Conheça como o banking da Celcoin apoia essa jornada de expansão e governança contínua.
Perguntas frequentes
Qual é o prazo médio para uma empresa entrar em produção como participante indireta do Pix usando BaaS?
O prazo varia conforme a maturidade tecnológica da empresa e a qualidade da documentação do parceiro de BaaS. Com uma infraestrutura bem documentada, APIs modulares e suporte técnico dedicado, é possível concluir a integração e entrar em produção em poucas semanas. Empresas com sistemas legados ou processos internos mais complexos podem levar até três meses.

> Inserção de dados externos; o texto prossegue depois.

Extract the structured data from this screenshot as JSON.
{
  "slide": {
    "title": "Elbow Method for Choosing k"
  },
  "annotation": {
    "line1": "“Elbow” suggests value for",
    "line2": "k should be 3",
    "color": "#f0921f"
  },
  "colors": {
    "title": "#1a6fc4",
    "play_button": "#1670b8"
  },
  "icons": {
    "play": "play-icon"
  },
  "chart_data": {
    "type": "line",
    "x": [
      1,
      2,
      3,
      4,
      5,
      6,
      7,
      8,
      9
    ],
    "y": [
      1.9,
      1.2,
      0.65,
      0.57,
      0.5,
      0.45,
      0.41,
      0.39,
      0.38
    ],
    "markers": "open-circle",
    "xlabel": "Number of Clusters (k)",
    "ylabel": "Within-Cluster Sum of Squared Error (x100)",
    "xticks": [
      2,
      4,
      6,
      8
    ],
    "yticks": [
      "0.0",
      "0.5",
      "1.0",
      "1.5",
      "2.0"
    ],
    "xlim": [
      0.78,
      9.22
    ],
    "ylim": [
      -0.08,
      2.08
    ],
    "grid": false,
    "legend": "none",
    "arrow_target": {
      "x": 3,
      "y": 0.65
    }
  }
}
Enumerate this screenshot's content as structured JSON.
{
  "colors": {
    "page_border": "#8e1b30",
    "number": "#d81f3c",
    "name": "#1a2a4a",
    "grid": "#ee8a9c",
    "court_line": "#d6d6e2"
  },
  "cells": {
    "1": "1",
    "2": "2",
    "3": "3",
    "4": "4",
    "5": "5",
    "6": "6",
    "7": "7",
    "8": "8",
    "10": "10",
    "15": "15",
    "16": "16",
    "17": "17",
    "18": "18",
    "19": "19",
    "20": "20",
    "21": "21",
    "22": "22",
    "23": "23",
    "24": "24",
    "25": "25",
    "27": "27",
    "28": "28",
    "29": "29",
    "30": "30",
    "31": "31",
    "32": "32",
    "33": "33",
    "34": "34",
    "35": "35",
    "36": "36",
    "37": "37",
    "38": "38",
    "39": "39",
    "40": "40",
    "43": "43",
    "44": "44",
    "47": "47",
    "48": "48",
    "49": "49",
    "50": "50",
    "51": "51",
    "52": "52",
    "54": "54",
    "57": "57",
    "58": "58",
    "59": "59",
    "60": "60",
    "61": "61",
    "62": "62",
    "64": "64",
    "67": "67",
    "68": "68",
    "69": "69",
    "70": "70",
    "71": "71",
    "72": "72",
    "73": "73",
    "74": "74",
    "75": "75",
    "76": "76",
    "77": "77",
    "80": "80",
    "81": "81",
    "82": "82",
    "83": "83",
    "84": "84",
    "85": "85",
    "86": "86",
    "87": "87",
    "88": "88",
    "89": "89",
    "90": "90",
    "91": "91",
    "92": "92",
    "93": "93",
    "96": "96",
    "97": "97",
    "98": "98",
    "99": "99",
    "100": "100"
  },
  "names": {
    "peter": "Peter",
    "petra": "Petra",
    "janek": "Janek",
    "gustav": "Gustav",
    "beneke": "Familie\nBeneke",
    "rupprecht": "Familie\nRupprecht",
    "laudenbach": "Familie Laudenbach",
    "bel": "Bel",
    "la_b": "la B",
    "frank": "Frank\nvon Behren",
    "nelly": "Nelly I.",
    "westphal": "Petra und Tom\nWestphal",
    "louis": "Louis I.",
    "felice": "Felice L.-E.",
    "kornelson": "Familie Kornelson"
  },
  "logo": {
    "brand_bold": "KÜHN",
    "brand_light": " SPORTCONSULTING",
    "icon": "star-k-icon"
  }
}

O fator determinante é a disponibilidade da equipe de tecnologia da empresa para conduzir a integração em paralelo com outras demandas.
Uma empresa sem licença de Instituição de Pagamento pode oferecer Pix como participante indireta?
A possibilidade depende do escopo das atividades que a empresa pretende realizar. Se a oferta de Pix estiver inserida em um conjunto de serviços que caracterizam a emissão de moeda eletrônica ou a emissão de instrumento de pagamento pós-pago, a autorização como IP pelo Banco Central é necessária. Empresas sem licença própria podem operar sob a licença de um parceiro de BaaS autorizado, como a Celcoin, que assume a responsabilidade regulatória perante o Bacen enquanto a empresa foca no desenvolvimento do produto e na experiência do cliente.
Quais são os principais requisitos técnicos para integrar Pix Indireto via BaaS?
Os requisitos técnicos fundamentais incluem capacidade de consumir APIs REST com autenticação OAuth 2.0 e mTLS, infraestrutura para recebimento de webhooks em tempo real, sistema de ledger interno para conciliação das transações, ambiente de testes, sandbox, para validação dos fluxos antes da produção e processos automatizados de KYC integrados ao fluxo de onboarding. A documentação do parceiro de BaaS influencia diretamente a velocidade da integração. SDKs e ambientes de sandbox bem estruturados reduzem de forma relevante o ciclo de desenvolvimento.
Como funciona a responsabilidade por fraudes no modelo de participação indireta?
No modelo Pix Indireto, a responsabilidade é distribuída entre o participante direto e o participante indireto por contrato. O participante direto responde perante o Banco Central por todas as obrigações do arranjo, incluindo disponibilidade e antifraude. O participante indireto permanece responsável perante o usuário final por questões operacionais, incluindo o acionamento do Mecanismo Especial de Devolução, MED, quando há fraude confirmada. O contrato bilateral deve detalhar com precisão como os custos de reembolso são alocados entre as partes, pois essa é a cláusula de maior impacto financeiro em caso de incidentes.
É possível migrar da participação indireta para a direta no futuro sem trocar de infraestrutura?
Essa migração é possível para empresas que iniciam como participantes indiretas e crescem até atingir volumes ou requisitos que justifiquem a participação direta. Quando a infraestrutura de BaaS utilizada é a mesma que suporta o Core Banking para IPs autorizadas, como ocorre com a Celcoin, a empresa mantém a base tecnológica, os processos de KYC, os relatórios regulatórios e as integrações existentes. A empresa apenas adiciona a conexão direta ao SPI e assume as obrigações correspondentes. Esse modelo elimina o retrabalho de migração para uma nova plataforma e reduz o risco operacional da transição.